Legislators tour Israel as federation guests
Briefings help explain why Jewish community is ‘proud of this nation’
JERUSALEM — Ten percent of the New Jersey Legislature participated in a mission to Israel from Feb. 28 to March 3 in an event sponsored by the NJ State Association of Jewish Federations.
The mission provided an opportunity to inform and educate NJ legislators about Israel. Participants visited historical and religious sites meaningful to Jews and Christians and attended information sessions with members of the Knesset (Israel’s parliament), Foreign Ministry, and media and business sectors.
“Our NJ legislators were given a broad view of the very tough challenges Israel faces, along with the opportunities and innovations that Israel offers the world,” said mission chair Mark S. Levenson, president of the State Association and a partner with the Newark-based law firm, Sills Cummis & Gross.
Lawmakers representing the Greater MetroWest area included Sens. Theresa Ruiz (D-Dist. 29) and Sandra Cunningham (D-Dist. 31).

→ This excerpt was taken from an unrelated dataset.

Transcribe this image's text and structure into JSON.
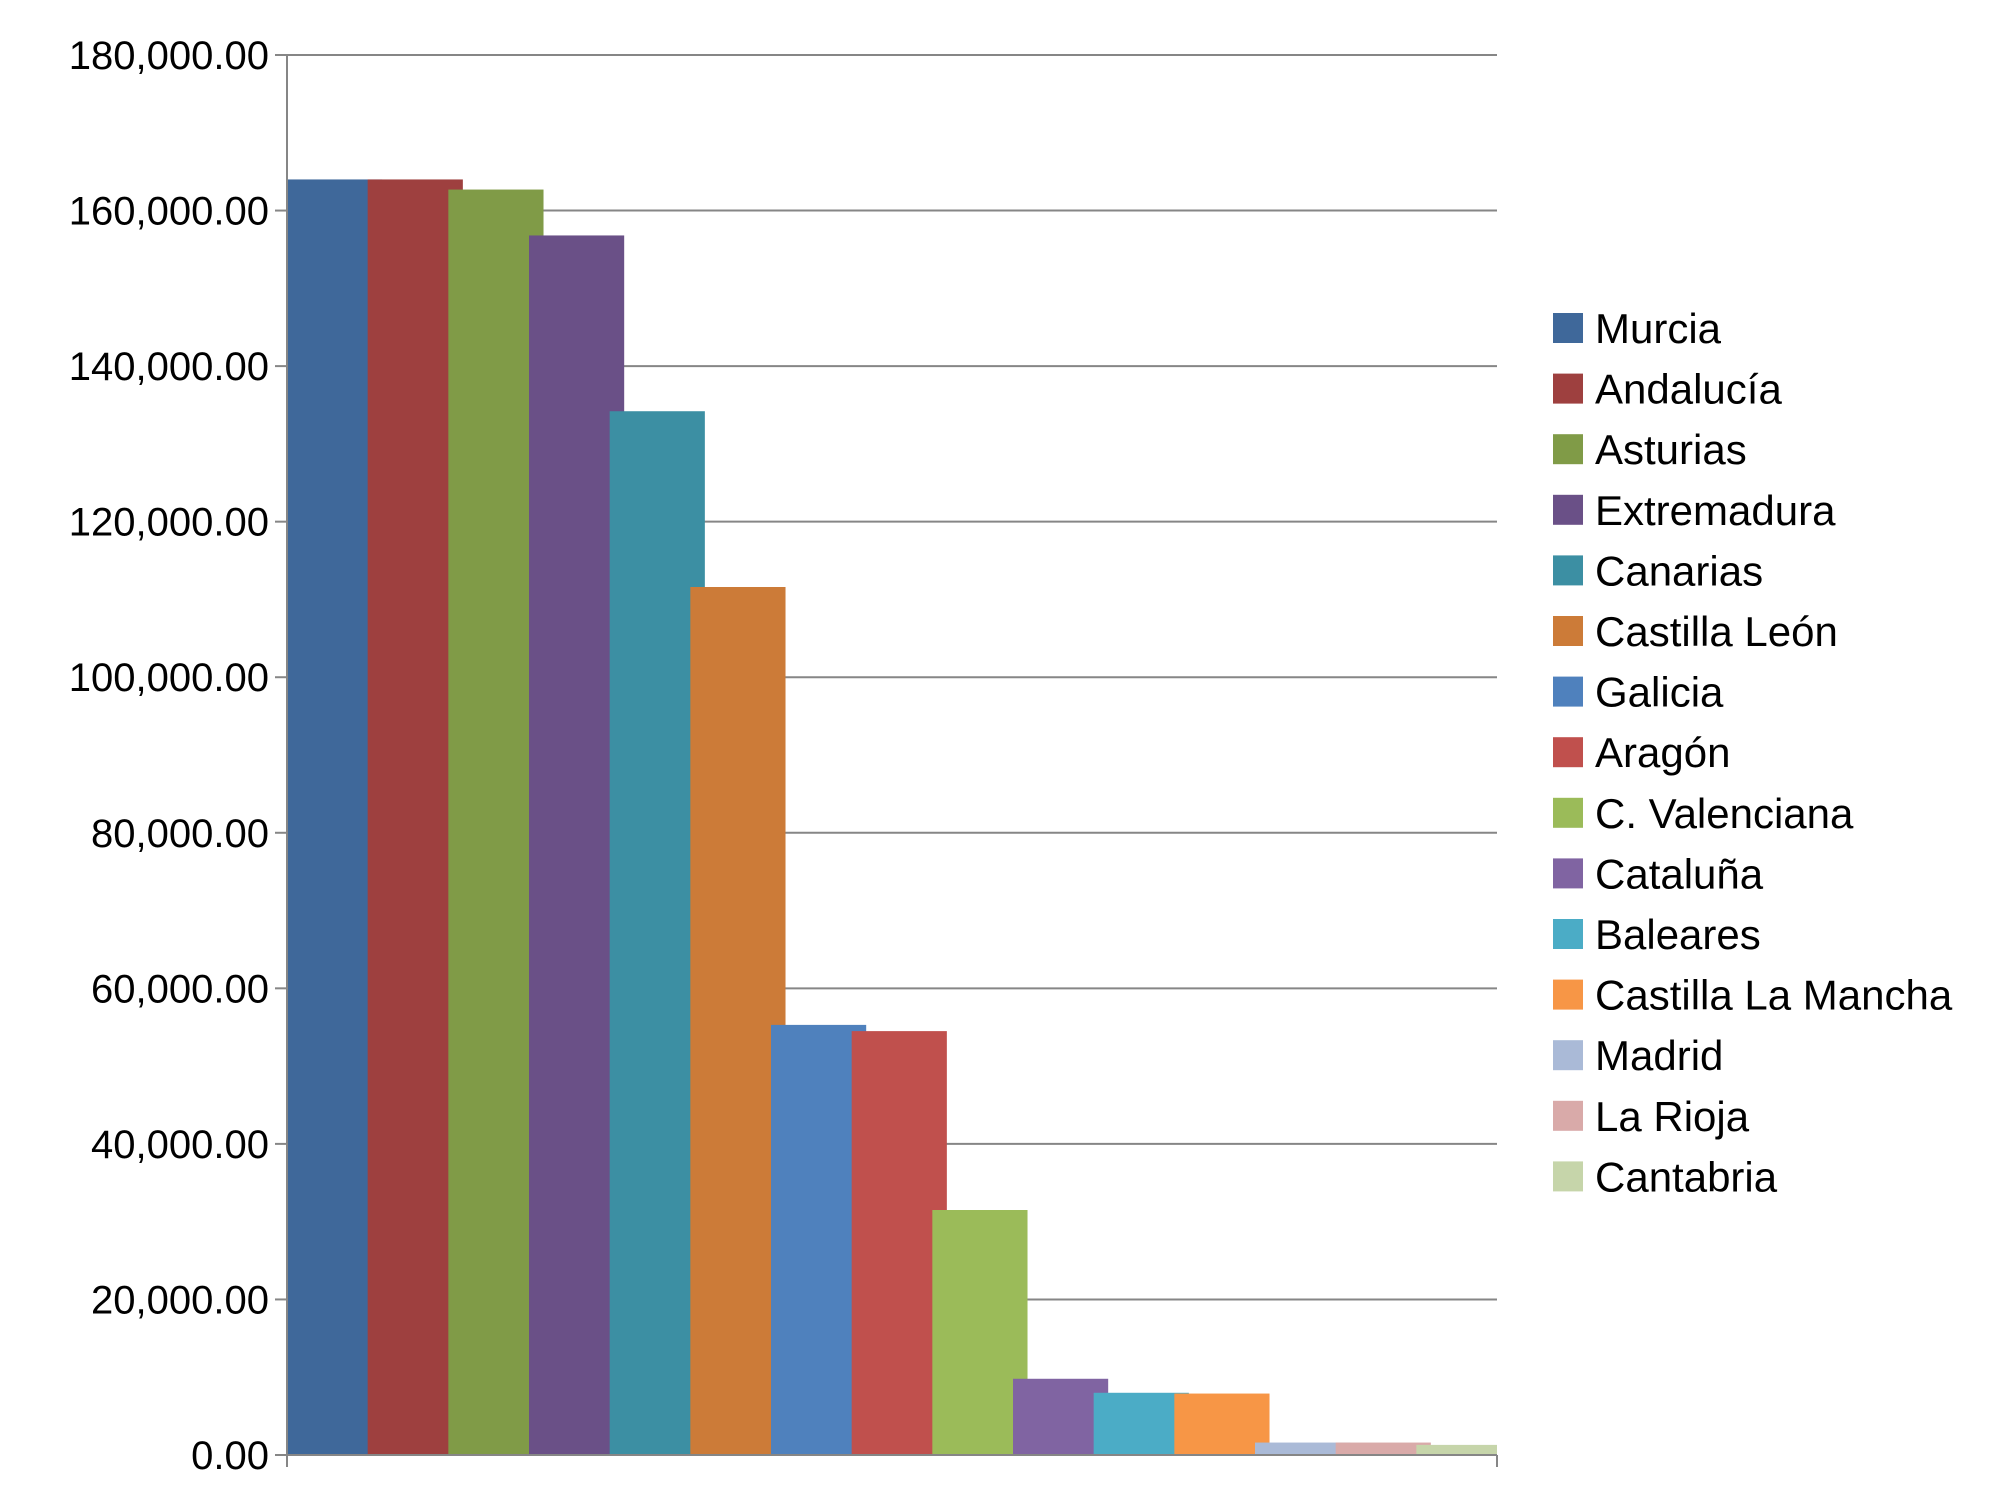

Participating legislators were responsible for their airfare and the sponsoring Jewish federations were to cover the land cost for the lawmakers from their areas, unless the federation has business with the state (see box).
Cunningham, a devout Christian, broke down in tears at the Jerusalem site where Jesus was crucified and laid to rest, and again at the Western Wall, which was “overpowering and emotional,” she said. “We have a large and growing Jewish community in northern New Jersey, and I can’t wait to set up some meetings and talk about what I’ve experienced here.”
Ruiz said she was overwhelmed by the religious and historic impact of the trip, as well as the chance to “peel back the layers of geographic parameters that pigeonhole NJ policymakers” and connect in a meaningful way with her colleagues.
As chair of the Senate education committee, Ruiz said she was interested in launching a program to bring Holocaust survivors to schools. “To be able to witness the stories of people who overcame trial and obstacle in order to rebuild their lives would be extraordinarily inspirational to our students.”
Sen. Stephen Sweeney, NJ Senate president, said he had been motivated for many reasons to visit Israel for the first time. “New Jersey has the second-largest Jewish population in the country, and I wanted to see first-hand why the Jewish community is so proud of this nation,” he said.
That pride was perhaps best illustrated by a meeting with eight “lone soldiers,” many from New Jersey, who had left their families behind to enlist in the Israel Defense Forces. “It really impressed me that these young men and women came from the U.S. to defend Israel,” Sweeney said. “Only 1 percent of the population in the U.S. serves in the military, yet these young people are volunteering to defend a nation that has been under attack since the beginning. This is really remarkable.”
Sweeney said he also wanted to gain insight into Israeli political affairs. “I wanted to get a better understanding of the country and its government,” he said. “It’s so important to partner with the Jewish community to protect and defend the State of Israel.”
For Assemblyman John Wisniewski of Middlesex County, deputy speaker of the Assembly, his first visit to Israel was eye-opening. “It was important for me to better understand the relationship between Israelis and Palestinians. I learned about the positive impact the building of the walls has had on security in Israel,” he told NJJN during a break in the Foreign Ministry session.
“But what really fascinated me is the pluralistic religious culture that exists one on top of the other,” said Wisniewski. “We are proud of our pluralistic religious history in the U.S., but it’s not often displayed in such proximity as it is in Jerusalem. With churches, temples, and mosques situated cheek by jowl, there is clearly a tolerance toward each faith, which I find very encouraging.”
Like many of her colleagues, Senate Majority Leader Loretta Weinberg of northern New Jersey was visibly moved by the experience. This was her second trip to Israel. “The existence of Israel is what protects our identity as Jews. We know that as long as Israel exists — which in my prayers will be forever —we are protected from anything like this from ever happening again,” she said, moments after she emerged, teary-eyed, from the children’s memorial at the Yad Vashem Holocaust memorial in Jerusalem.
Weinberg said the mission helped reinvigorate her both professionally and personally. “It stiffens my resolve to move ahead with the kinds of things I believe in. My biggest responsibility is to my two grandchildren, because they are so far removed from the Holocaust,” she said. “I feel very privileged to be a Jew, and to be in elected office and to actually try to do the things I passionately believe in.”
Assemblywoman Amy Handlin of Monmouth County was participating in her fourth trip to Israel. “All Americans should feel connected to Israel, regardless of their background. I hope to bring back some of what I’ve learned here to share with as many people as possible of all faiths. It’s so special to be here with my legislative colleagues and to share what unites us,” she said.
The Jewish Federations of North America oversaw the planning of the mission, which was staffed by Melanie Roth Gorelick, director of the Community Relations Committee of the Jewish Federation of Greater MetroWest NJ; Jacob Toporek, executive director of the State Association; and David Snyder, director of the Jewish Community Relations Council of the Jewish Federation of Southern New Jersey.